History
The scroll wheel was invented at Microsoft in 1993 by Eric Michelman. The first example of a scrolling mouse is the Genius EasyScroll mouse made by Taiwanese company KYE Systems in 1995, but it was popularized by the Microsoft IntelliMouse in 1996 along with support for the mouse wheel in Microsoft Office 97. It is notably one of the first additions to the basic two-button mouse design used for PCs that became a de facto standard. Its popularity increased with the proliferation of the World Wide Web, where efficient mouse-only scrolling is most useful.
In the 21st century, scroll wheels started appearing on keyboards as well, particularly on Logitech and Microsoft models. It is usually located to the left of the caps lock key. The implementation of scroll wheels on laptop computers has generally faded, while touchpads are often made with the edges acting to scroll the page (rather than to move the pointer), partly making up for the lack of a scroll wheel. On laptops with multitouch capability, scrolling is usually achieved by touching and dragging two fingers on the touchpad at the same time. Many Linux distributions offer a third method of scrolling using the touchpad, where the user will first activate scroll-mode by pressing in a corner of the pad, and than dragging in a circle around the center of the pad, letting go of the touchpad will switch back to the default mouse-mode.
In 1985 NTT, Japan and ETH, Switzerland (Ohno, Fukaya & Nievergeld) jointly developed the first scrolling mouse called the "Mighty Mouse". That had the scroll wheel accessible on the side.
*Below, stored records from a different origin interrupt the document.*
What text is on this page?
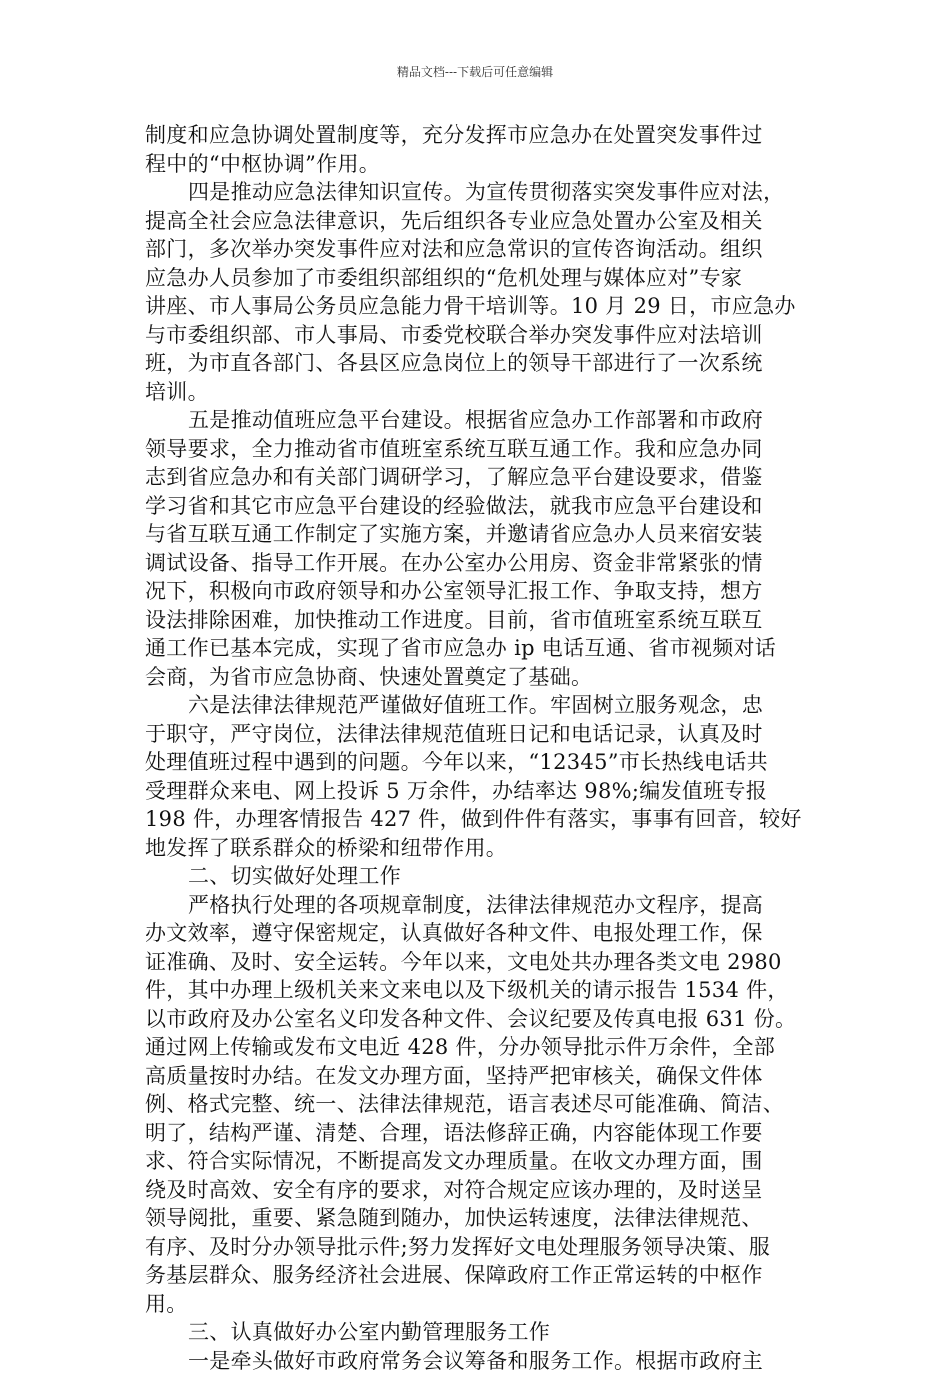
精品文档---下载后可任意编辑
制度和应急协调处置制度等，充分发挥市应急办在处置突发事件过
程中的“中枢协调”作用。
四是推动应急法律知识宣传。为宣传贯彻落实突发事件应对法，
提高全社会应急法律意识，先后组织各专业应急处置办公室及相关
部门，多次举办突发事件应对法和应急常识的宣传咨询活动。组织
应急办人员参加了市委组织部组织的“危机处理与媒体应对”专家
讲座、市人事局公务员应急能力骨干培训等。10 月 29 日，市应急办
与市委组织部、市人事局、市委党校联合举办突发事件应对法培训
班，为市直各部门、各县区应急岗位上的领导干部进行了一次系统
培训。
五是推动值班应急平台建设。根据省应急办工作部署和市政府
领导要求，全力推动省市值班室系统互联互通工作。我和应急办同
志到省应急办和有关部门调研学习，了解应急平台建设要求，借鉴
学习省和其它市应急平台建设的经验做法，就我市应急平台建设和
与省互联互通工作制定了实施方案，并邀请省应急办人员来宿安装
调试设备、指导工作开展。在办公室办公用房、资金非常紧张的情
况下，积极向市政府领导和办公室领导汇报工作、争取支持，想方
设法排除困难，加快推动工作进度。目前，省市值班室系统互联互
通工作已基本完成，实现了省市应急办 ip 电话互通、省市视频对话
会商，为省市应急协商、快速处置奠定了基础。
六是法律法律规范严谨做好值班工作。牢固树立服务观念，忠
于职守，严守岗位，法律法律规范值班日记和电话记录，认真及时
处理值班过程中遇到的问题。今年以来，“12345”市长热线电话共
受理群众来电、网上投诉 5 万余件，办结率达 98%;编发值班专报
198 件，办理客情报告 427 件，做到件件有落实，事事有回音，较好
地发挥了联系群众的桥梁和纽带作用。
二、切实做好处理工作
严格执行处理的各项规章制度，法律法律规范办文程序，提高
办文效率，遵守保密规定，认真做好各种文件、电报处理工作，保
证准确、及时、安全运转。今年以来，文电处共办理各类文电 2980
件，其中办理上级机关来文来电以及下级机关的请示报告 1534 件，
以市政府及办公室名义印发各种文件、会议纪要及传真电报 631 份。
通过网上传输或发布文电近 428 件，分办领导批示件万余件，全部
高质量按时办结。在发文办理方面，坚持严把审核关，确保文件体
例、格式完整、统一、法律法律规范，语言表述尽可能准确、简洁、
明了，结构严谨、清楚、合理，语法修辞正确，内容能体现工作要
求、符合实际情况，不断提高发文办理质量。在收文办理方面，围
绕及时高效、安全有序的要求，对符合规定应该办理的，及时送呈
领导阅批，重要、紧急随到随办，加快运转速度，法律法律规范、
有序、及时分办领导批示件;努力发挥好文电处理服务领导决策、服
务基层群众、服务经济社会进展、保障政府工作正常运转的中枢作
用。
三、认真做好办公室内勤管理服务工作
一是牵头做好市政府常务会议筹备和服务工作。根据市政府主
Somewhere between 1989 - 1993 Dan Venolia of Apple develops a mouse with a thumb-wheel accessible on the side. And is filed in 1992 as U.S. Patent 5,313,230. In 1995, Mouse Systems releases ProAgio, the first commercial mouse with a scroll wheel but few people notice. In 1997 Microsoft files the U.S. Patent 5,912,661 for a mouse with a combined button and scroll wheel.